The therapeutic indications for external use are the supportive treatment of small wounds, mild inflammations of the skin and mucous membranes, insect repellent activity, and in the form of hip baths for painful pelvic spasms in women.
Administration of yarrow addresses posology; its duration of use; contra-indications; special warnings; special precautions for use; interactions with other medicinal products; other forms of interaction; in pregnancy and lactation; its effects on the ability to drive; undesirable effects and overdose.
In vitro experiments with yarrow demonstrated, antimicrobial, anti-inflammatory, gastrointestinal, radical scavenging, antioxidant, spasmolytic, oestrogenic, antiproliferative, cytotoxic, and cholinesterase inhibiting effects. In vivo experiments with yarrow or its extracts demonstrated anti-inflammatory, spasmolytic, gastroprotective, antidiabetic, and hepatoprotective properties and effects on blood pressure.
Pharmacological studies in humans concern insect repellent activity, as well as skin anti-irritant and anti-aging effects.
Controlled clinical studies with yarrow demonstrated its use in wound healing, for the treatment of chemotherapy-induced oral mucositis, primary dysmenorrhea, chronic kidney disease, and as add-on-therapy in multiple sclerosis.
Preclinical safety data for yarrow were assessed in toxicity studies.

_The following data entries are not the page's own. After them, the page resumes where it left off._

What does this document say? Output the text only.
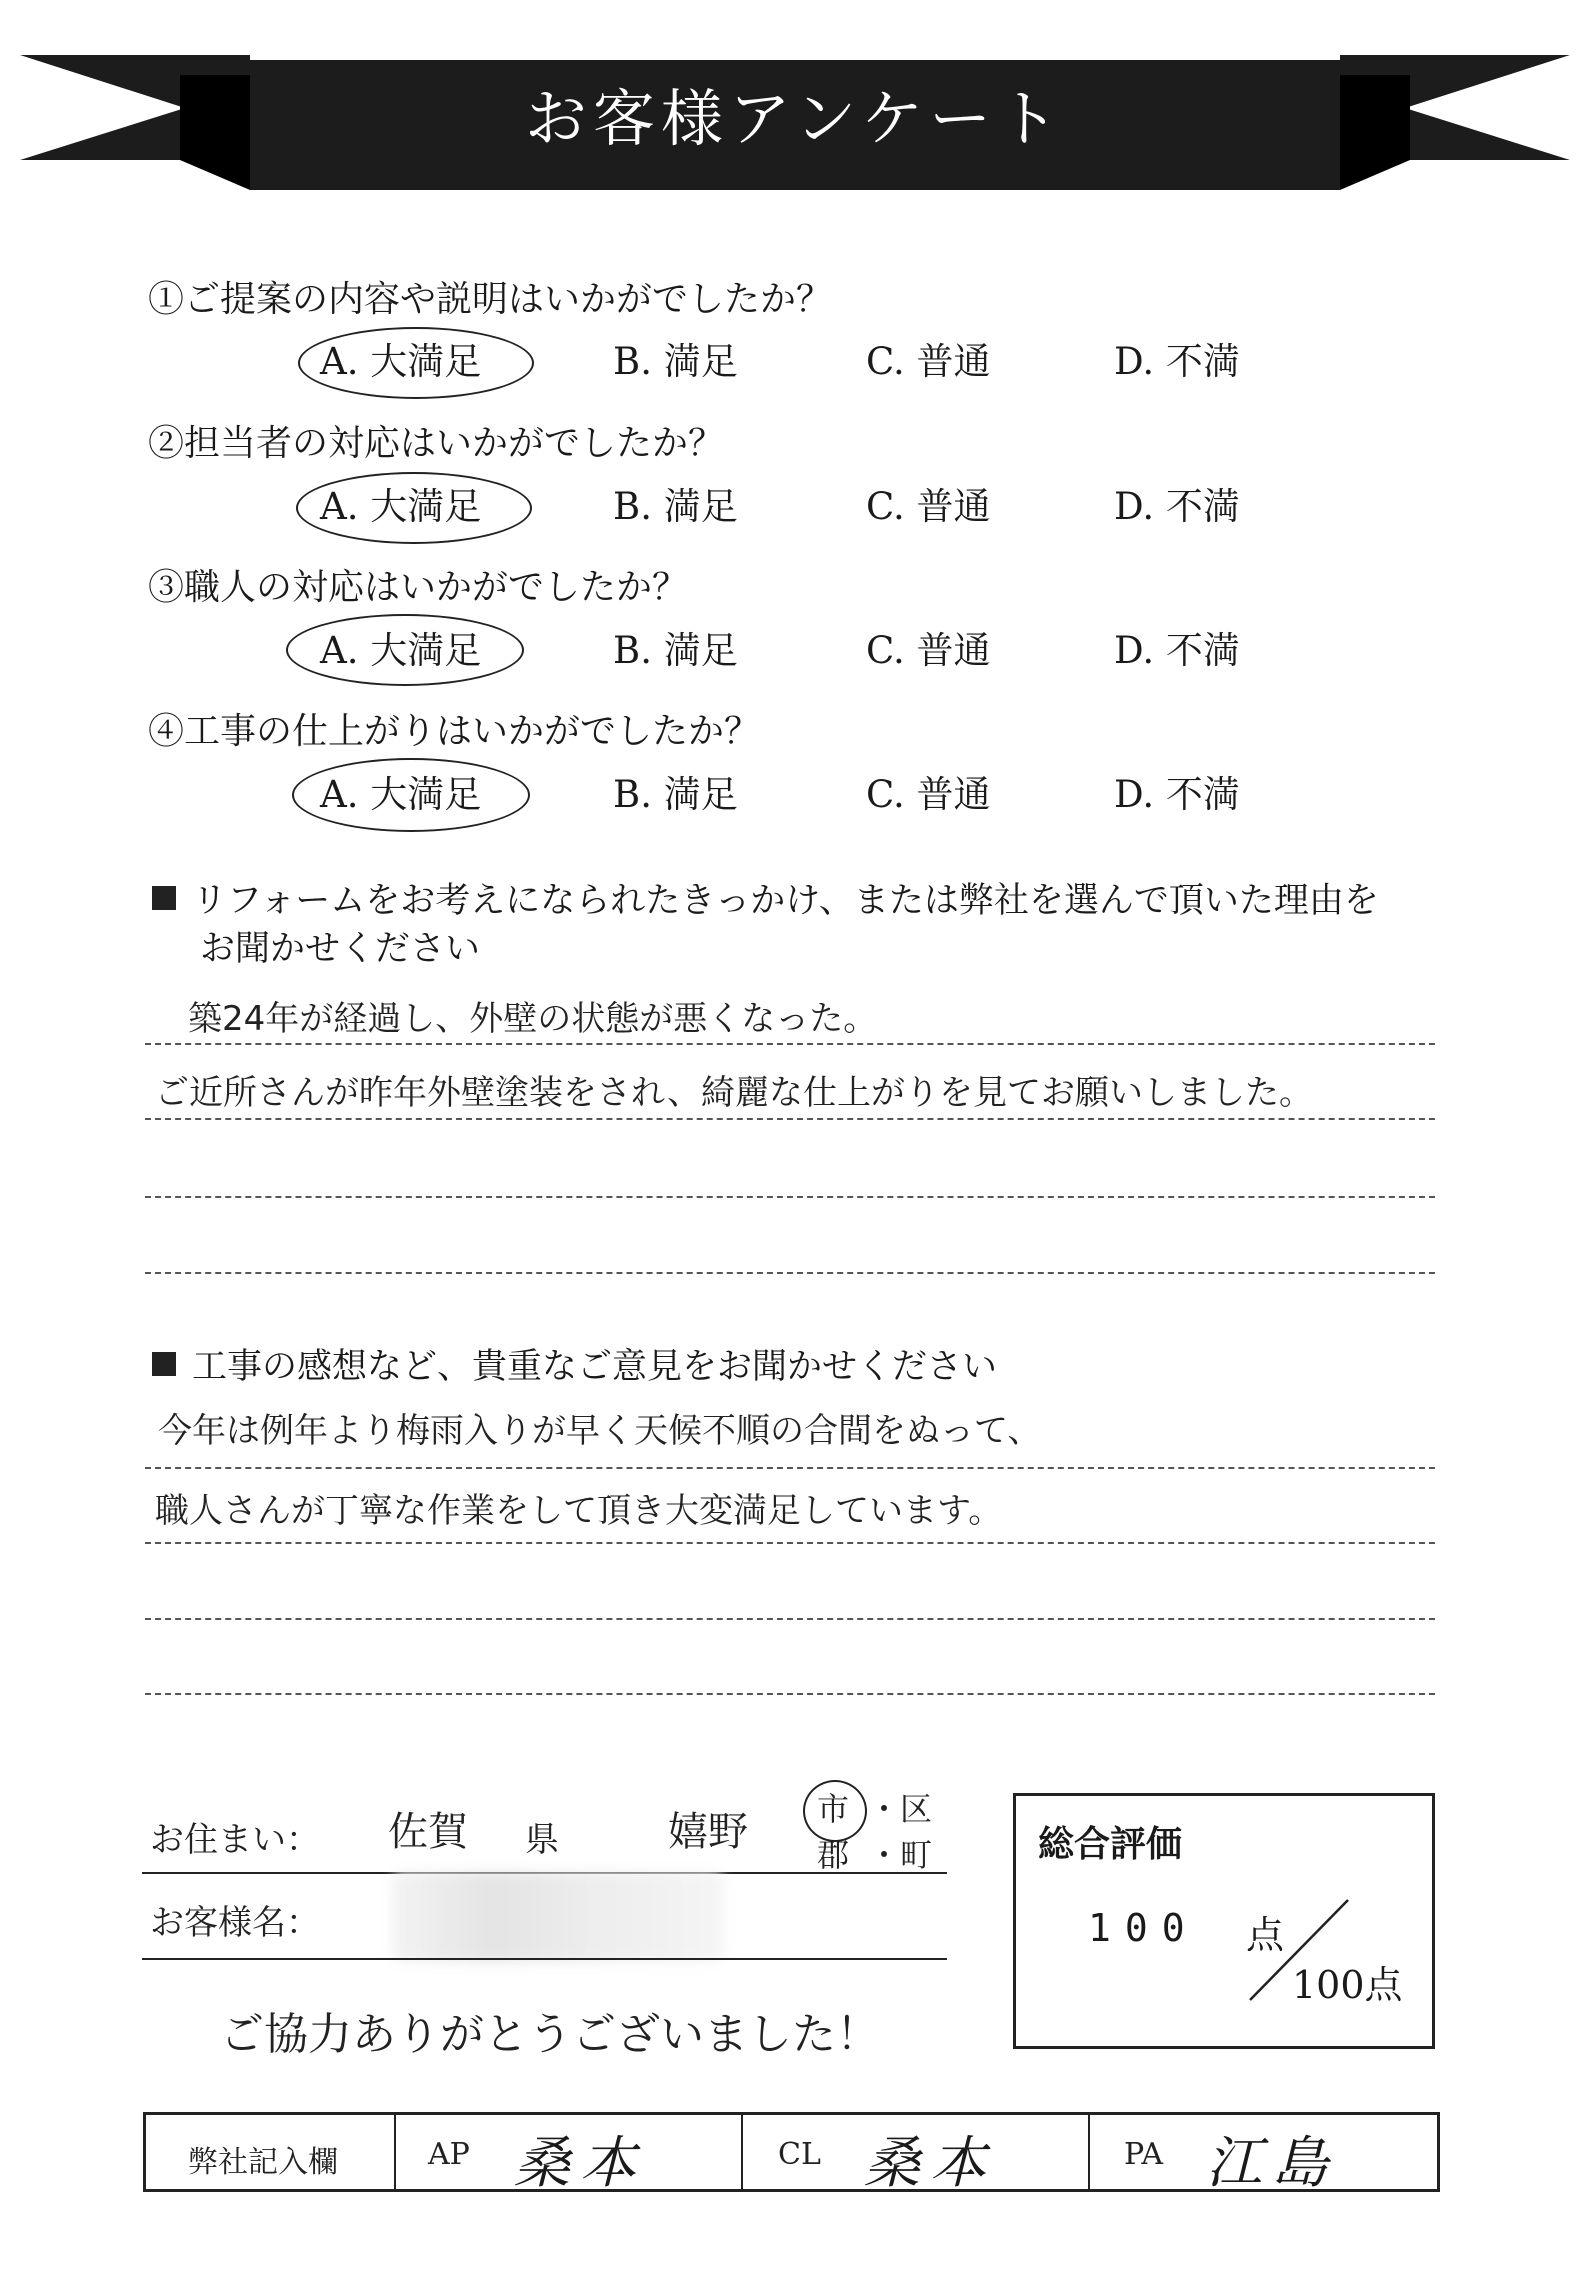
お客様アンケート
①ご提案の内容や説明はいかがでしたか？
A. 大満足	B. 満足	C. 普通	D. 不満
②担当者の対応はいかがでしたか？
A. 大満足	B. 満足	C. 普通	D. 不満
③職人の対応はいかがでしたか？
A. 大満足	B. 満足	C. 普通	D. 不満
④工事の仕上がりはいかがでしたか？
A. 大満足	B. 満足	C. 普通	D. 不満
リフォームをお考えになられたきっかけ、または弊社を選んで頂いた理由を
お聞かせください
築24年が経過し、外壁の状態が悪くなった。
ご近所さんが昨年外壁塗装をされ、綺麗な仕上がりを見てお願いしました。
工事の感想など、貴重なご意見をお聞かせください
今年は例年より梅雨入りが早く天候不順の合間をぬって、
職人さんが丁寧な作業をして頂き大変満足しています。
お住まい： 佐賀 県	嬉野 市 ・区
郡 ・町
お客様名：
総合評価
100 点
100点
ご協力ありがとうございました！
弊社記入欄	AP 桑本	CL 桑本	PA 江島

Safety data were assessed in human studies.
The selection of literature cited in the monograph is aimed at bringing together relevant information about the possible physiological roles of yarrow and its major constituents.
- Millefolii Herba
- Achillea millefolium L.
- Digestive and dermatological disorders.
- Loss of appetite
- Dyspeptic disorders
- Supportive treatment of spasm associated with dysmenorrhea
- Supportive treatment of small wounds and mild inflammations of the skin and mucous membranes
- Insect repellent activity
Reference: European Scientific Cooperative on Phytotherapy. ESCOP monographs The Scientific Foundation for Herbal Medicinal Products. Online series. Millefolii Herba (Yarrow). Exeter: ESCOP; 2021.